資本は労働予備軍を必要とするが、この労働予備軍の持続を保証する労働後備軍が資本の論理の現存性において社会的に必要となる(例えば釜ヶ崎、山谷で、或いは極貧の農村で、朝鮮人、未開放部落民への差別意識が最も著しい)。これがユダヤ人、すなわち資本にとっての他者ということであり、これこそが世界性を持った資本が一国的に展開する構造の秘密であると考えられるのだが、こうしてみると、日本資本主義の内部にいるわれわれにとって、ユダヤ人とは、部落、沖縄、朝鮮そして台湾を含む中国だということは断るまでもないだろう。(「《帝大解体》と部落・沖縄・朝鮮の視点」評論集p26)

 ここでは、疎外されている(側に同化している)と思い込んでいる者が、疎外している者へと転化する。津村氏は、これをブレヒトの「異化」の問題として展開するだろう。ここでは、意識的、無意識的問わず、構造的な「差別」が不可避である。津村氏が、「差別」を「われらの内なる」ものとして見出したのは、「われら」の「内」側に、すでに不可避的な構造として、差別が折りたたまれてあるからだ。

 ドゥルーズは、コミュニケーション社会の到来によってコミュニズムに近づいたというネグリをたしなめるように、創造とコミュニケーションを峻別した(『記号と事件』)。すでにコミュニケーションはどっぷり金銭(資本主義)に毒されており、むしろ必要なのはそこから逃走することだ、と。むろん、ここで言われるコミュニケーションには、フーコーの「管理社会」がふまえられており、要は、コミュニケーションとは企業の言葉だと、ドゥルーズは言ったわけだ。

 いわば、コミュニケーションは、世界資本主義の「上部構造」を成している。だからこそ、それは、社会の末端に至るまで支配的、権力的に機能する。現在、就職活動をしようがしまいが、誰もコミュニケーション能力から逃れられない。
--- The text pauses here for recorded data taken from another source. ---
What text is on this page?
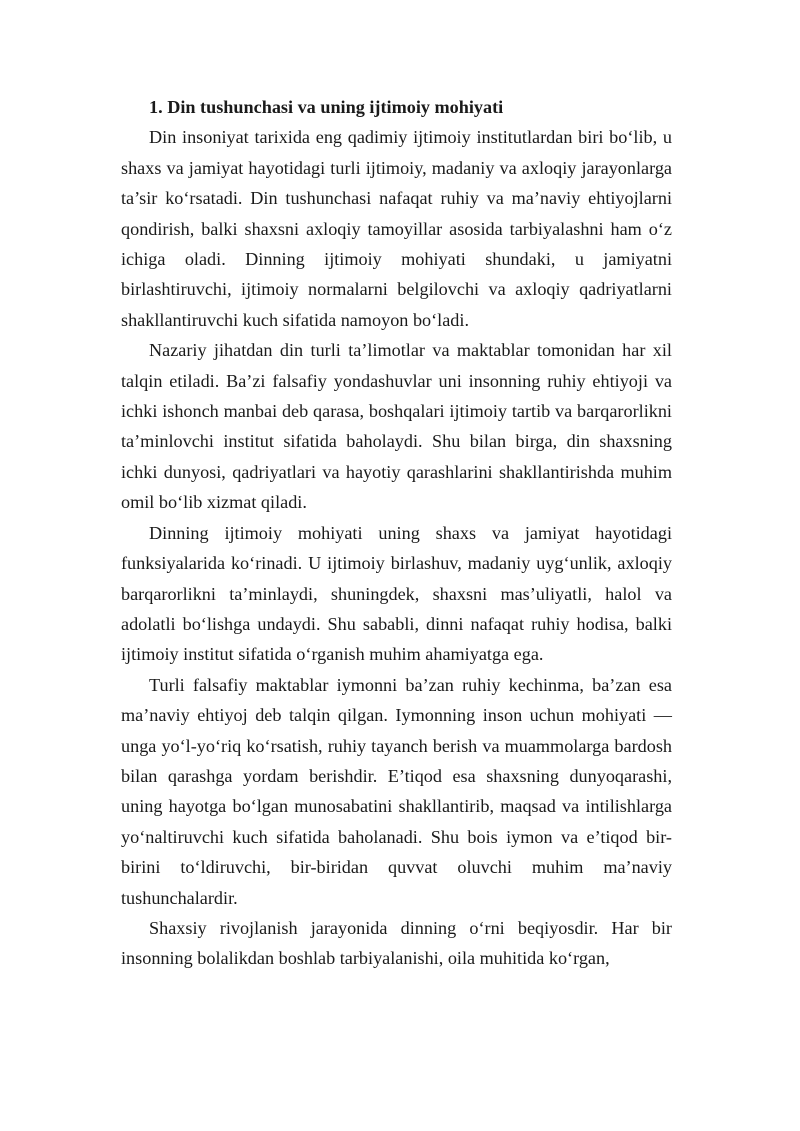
1. Din tushunchasi va uning ijtimoiy mohiyati

Din insoniyat tarixida eng qadimiy ijtimoiy institutlardan biri bo‘lib, u shaxs va jamiyat hayotidagi turli ijtimoiy, madaniy va axloqiy jarayonlarga ta’sir ko‘rsatadi. Din tushunchasi nafaqat ruhiy va ma’naviy ehtiyojlarni qondirish, balki shaxsni axloqiy tamoyillar asosida tarbiyalashni ham o‘z ichiga oladi. Dinning ijtimoiy mohiyati shundaki, u jamiyatni birlashtiruvchi, ijtimoiy normalarni belgilovchi va axloqiy qadriyatlarni shakllantiruvchi kuch sifatida namoyon bo‘ladi.

Nazariy jihatdan din turli ta’limotlar va maktablar tomonidan har xil talqin etiladi. Ba’zi falsafiy yondashuvlar uni insonning ruhiy ehtiyoji va ichki ishonch manbai deb qarasa, boshqalari ijtimoiy tartib va barqarorlikni ta’minlovchi institut sifatida baholaydi. Shu bilan birga, din shaxsning ichki dunyosi, qadriyatlari va hayotiy qarashlarini shakllantirishda muhim omil bo‘lib xizmat qiladi.

Dinning ijtimoiy mohiyati uning shaxs va jamiyat hayotidagi funksiyalarida ko‘rinadi. U ijtimoiy birlashuv, madaniy uyg‘unlik, axloqiy barqarorlikni ta’minlaydi, shuningdek, shaxsni mas’uliyatli, halol va adolatli bo‘lishga undaydi. Shu sababli, dinni nafaqat ruhiy hodisa, balki ijtimoiy institut sifatida o‘rganish muhim ahamiyatga ega.

Turli falsafiy maktablar iymonni ba’zan ruhiy kechinma, ba’zan esa ma’naviy ehtiyoj deb talqin qilgan. Iymonning inson uchun mohiyati — unga yo‘l-yo‘riq ko‘rsatish, ruhiy tayanch berish va muammolarga bardosh bilan qarashga yordam berishdir. E’tiqod esa shaxsning dunyoqarashi, uning hayotga bo‘lgan munosabatini shakllantirib, maqsad va intilishlarga yo‘naltiruvchi kuch sifatida baholanadi. Shu bois iymon va e’tiqod bir-birini to‘ldiruvchi, bir-biridan quvvat oluvchi muhim ma’naviy tushunchalardir.

Shaxsiy rivojlanish jarayonida dinning o‘rni beqiyosdir. Har bir insonning bolalikdan boshlab tarbiyalanishi, oila muhitida ko‘rgan,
それが不足している者は、「コミュ障」などと呼ばれ、劣ったものと差別される。

 津村氏の視点を導入してみよう。支配的な「上部構造」としての「コミュ力」は、それ自体、世界資本主義の「構造」的な要請である。すなわち、主な生産拠点をすでに旧第三世界に移している旧先進国の企業は、国内には本社機能のみを残している。そして、本社機能で必要とされるのが、営業や企画、マネージメントといったまさに「コミュ力」なのだ。

 先進国内においても、工場の生産点労働者がマジョリティーだった時点では、むしろコミュ力などいらない、ぺちゃくちゃしゃべるな、「男は黙って高倉健」(と言ったら、すが氏に「古いなあ」と笑われた)といった価値にこそヘゲモニーがあった。ということは、コミュ力などというものは、何ら普遍的なものではなく、その都度の資本主義の要請によって、いくらでも変容し得る「上部構造」にすぎないということだ。ここでは、「ぼくはぼくの言葉で語」れずに、常に何かを語らされている。しかもそれは同時に、旧第三世界を黙らせ、彼らから言葉を奪っているのである。
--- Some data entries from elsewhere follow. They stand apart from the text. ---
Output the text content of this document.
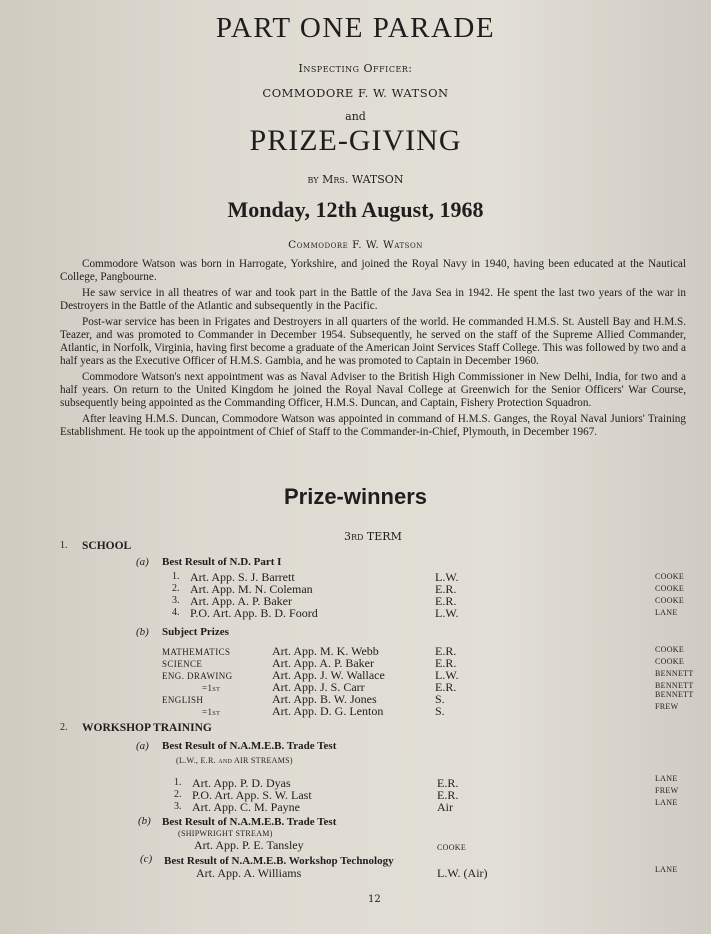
PART ONE PARADE
Inspecting Officer:
COMMODORE F. W. WATSON
and
PRIZE-GIVING
by Mrs. WATSON
Monday, 12th August, 1968
Commodore F. W. Watson

Commodore Watson was born in Harrogate, Yorkshire, and joined the Royal Navy in 1940, having been educated at the Nautical College, Pangbourne.

He saw service in all theatres of war and took part in the Battle of the Java Sea in 1942. He spent the last two years of the war in Destroyers in the Battle of the Atlantic and subsequently in the Pacific.

Post-war service has been in Frigates and Destroyers in all quarters of the world. He commanded H.M.S. St. Austell Bay and H.M.S. Teazer, and was promoted to Commander in December 1954. Subsequently, he served on the staff of the Supreme Allied Commander, Atlantic, in Norfolk, Virginia, having first become a graduate of the American Joint Services Staff College. This was followed by two and a half years as the Executive Officer of H.M.S. Gambia, and he was promoted to Captain in December 1960.

Commodore Watson's next appointment was as Naval Adviser to the British High Commissioner in New Delhi, India, for two and a half years. On return to the United Kingdom he joined the Royal Naval College at Greenwich for the Senior Officers' War Course, subsequently being appointed as the Commanding Officer, H.M.S. Duncan, and Captain, Fishery Protection Squadron.

After leaving H.M.S. Duncan, Commodore Watson was appointed in command of H.M.S. Ganges, the Royal Naval Juniors' Training Establishment. He took up the appointment of Chief of Staff to the Commander-in-Chief, Plymouth, in December 1967.

Prize-winners
3rd TERM
1. SCHOOL
(a) Best Result of N.D. Part I
1. Art. App. S. J. Barrett	L.W.	COOKE
2. Art. App. M. N. Coleman	E.R.	COOKE
3. Art. App. A. P. Baker	E.R.	COOKE
4. P.O. Art. App. B. D. Foord	L.W.	LANE
(b) Subject Prizes
MATHEMATICS	Art. App. M. K. Webb	E.R.	COOKE
SCIENCE	Art. App. A. P. Baker	E.R.	COOKE
ENG. DRAWING	Art. App. J. W. Wallace	L.W.	BENNETT
=1st	Art. App. J. S. Carr	E.R.	BENNETT
ENGLISH	Art. App. B. W. Jones	S.	BENNETT
=1st	Art. App. D. G. Lenton	S.	FREW
2. WORKSHOP TRAINING
(a) Best Result of N.A.M.E.B. Trade Test
(L.W., E.R. and AIR STREAMS)
1. Art. App. P. D. Dyas	E.R.	LANE
2. P.O. Art. App. S. W. Last	E.R.	FREW
3. Art. App. C. M. Payne	Air	LANE
(b) Best Result of N.A.M.E.B. Trade Test
(SHIPWRIGHT STREAM)
Art. App. P. E. Tansley	COOKE
(c) Best Result of N.A.M.E.B. Workshop Technology
Art. App. A. Williams	L.W. (Air)	LANE
12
 自らの言葉も奪われているにもかかわらず、なおかつ、「隣の〈異邦人〉」の言葉をも奪っていること。まさに、資本は、労働者から、二重に言葉を奪っているのだ。

 すが氏がさかんに述べるように、「反原発は反資本主義としてしかあり得ない」(「週刊読書人」10月12日号の小熊英二氏への反論など)のも、こうした「構造」による。国内の反原発運動は、原発(の危険)によって言葉を奪われていると主張するが、それは同時に、生産拠点を押し付けられているがゆえに大量の電力を必要とし、その押し付けがましい理由によって原発をも押し付けられている、旧第三世界の言葉を奪っているのではないのか。

 したがって、すが氏の『反原発の思想史』は、それがいかに愚劣なものであろうとも、また美しい「誤解」であろうとも、といって、第三世界論=毛沢東主義にたち帰って思考しようとする。そして、津村氏は、すでに70年代から、まさにその文脈で、反原発論や運動を展開していたのだ。両者の思考の交差点が、「今こそ」読まれるべきだと考えるのはそのためだ。